Mas Edelman cai em contradição ao escrever, em outra passagem, como notaram leitores atentos, que a consciência “nos informa de nossos estados cerebrais e é assim central ao nosso entendimento”. Quem é esse “nós” que parece diferente tanto do cérebro físico quanto do processo de consciência?

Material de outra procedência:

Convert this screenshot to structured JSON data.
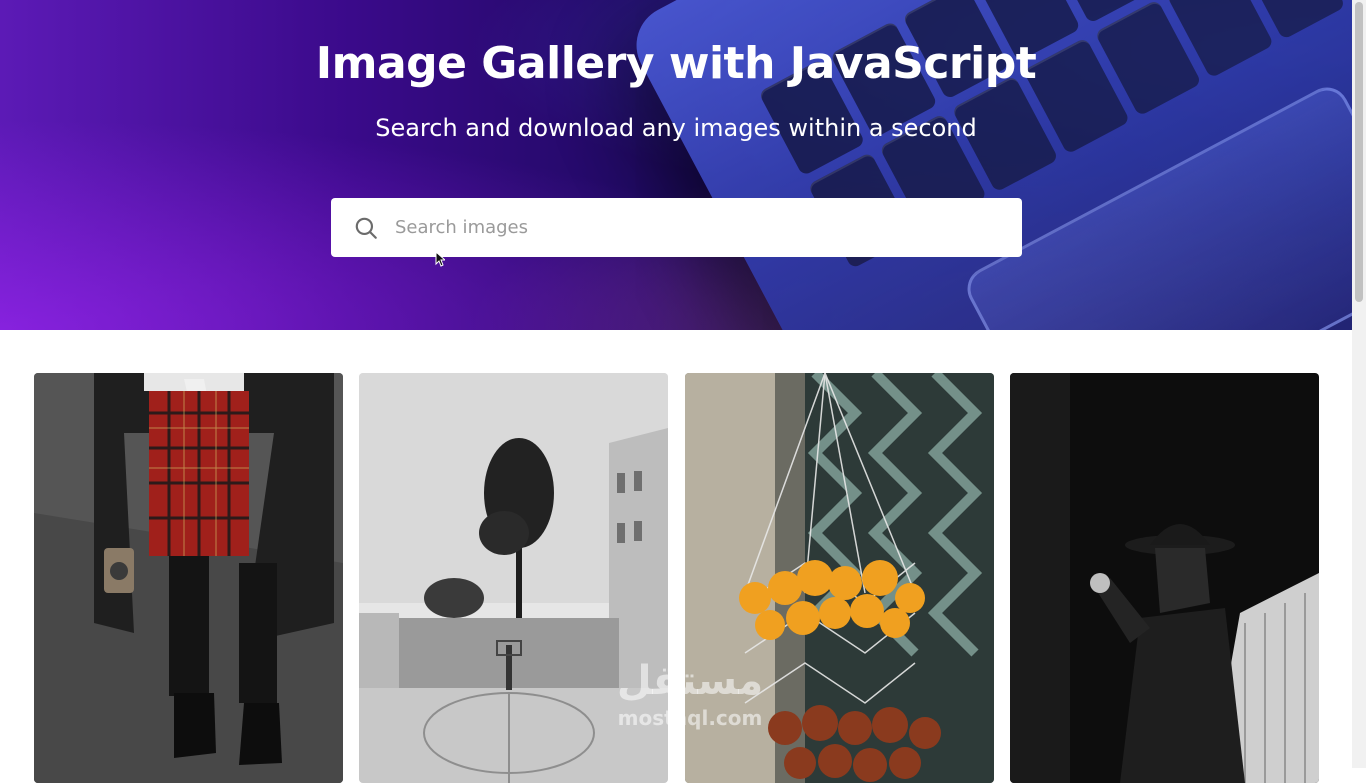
{
  "hero": {
    "title": "Image Gallery with JavaScript",
    "subtitle": "Search and download any images within a second"
  },
  "search": {
    "placeholder": "Search images",
    "value": "",
    "icon": "search-icon"
  },
  "gallery": {
    "images": [
      {
        "name": "plaid-skirt-coat-photo"
      },
      {
        "name": "courtyard-tree-basketball-court-photo"
      },
      {
        "name": "oranges-in-net-bag-photo"
      },
      {
        "name": "woman-in-hat-shadow-photo"
      }
    ]
  },
  "watermark": {
    "arabic": "مستقل",
    "latin": "mostaql.com"
  },
  "colors": {
    "hero_left": "#5c1ab6",
    "hero_right": "#1b2a8a",
    "search_bg": "#ffffff",
    "placeholder": "#9a9a9a"
  }
}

O biólogo Steven Rose, resenhista do jornal britânico The Guardian, sugeriu que, se não se quiser voltar a cair no dualismo cartesiano, é preciso ver na consciência um processo que emerge das interações dos portadores dos cérebros entre si e com o ambiente e não apenas entre os módulos cerebrais.

No blog Automates Intelligents, o francês Jean-Paul Baquiast, economista e especialista em inteligência artificial, notou o mesmo impasse e aponta para saída semelhante. Seu exemplo é um humano que, ao passar por uma floresta e pressentir um predador, adverte seus companheiros, justamente porque sua consciência secundária, ou superior, pôde representar a situação geral do grupo e decidir intervir por meio de um discurso adequado.

Mesmo numa situação solitária, a voz interior da consciência secundária, ao representar o perigo para si mesma em palavras, ajuda a consciência imediata a mobilizar seus recursos para a luta ou a fuga, mostrando-se assim não um mero epifenômeno, mas um processo útil à sobrevivência do indivíduo e seu grupo. Além de ser um ponto de partida para toda a aventura intelectual, sentimental e espiritual da vida humana e da história da humanidade.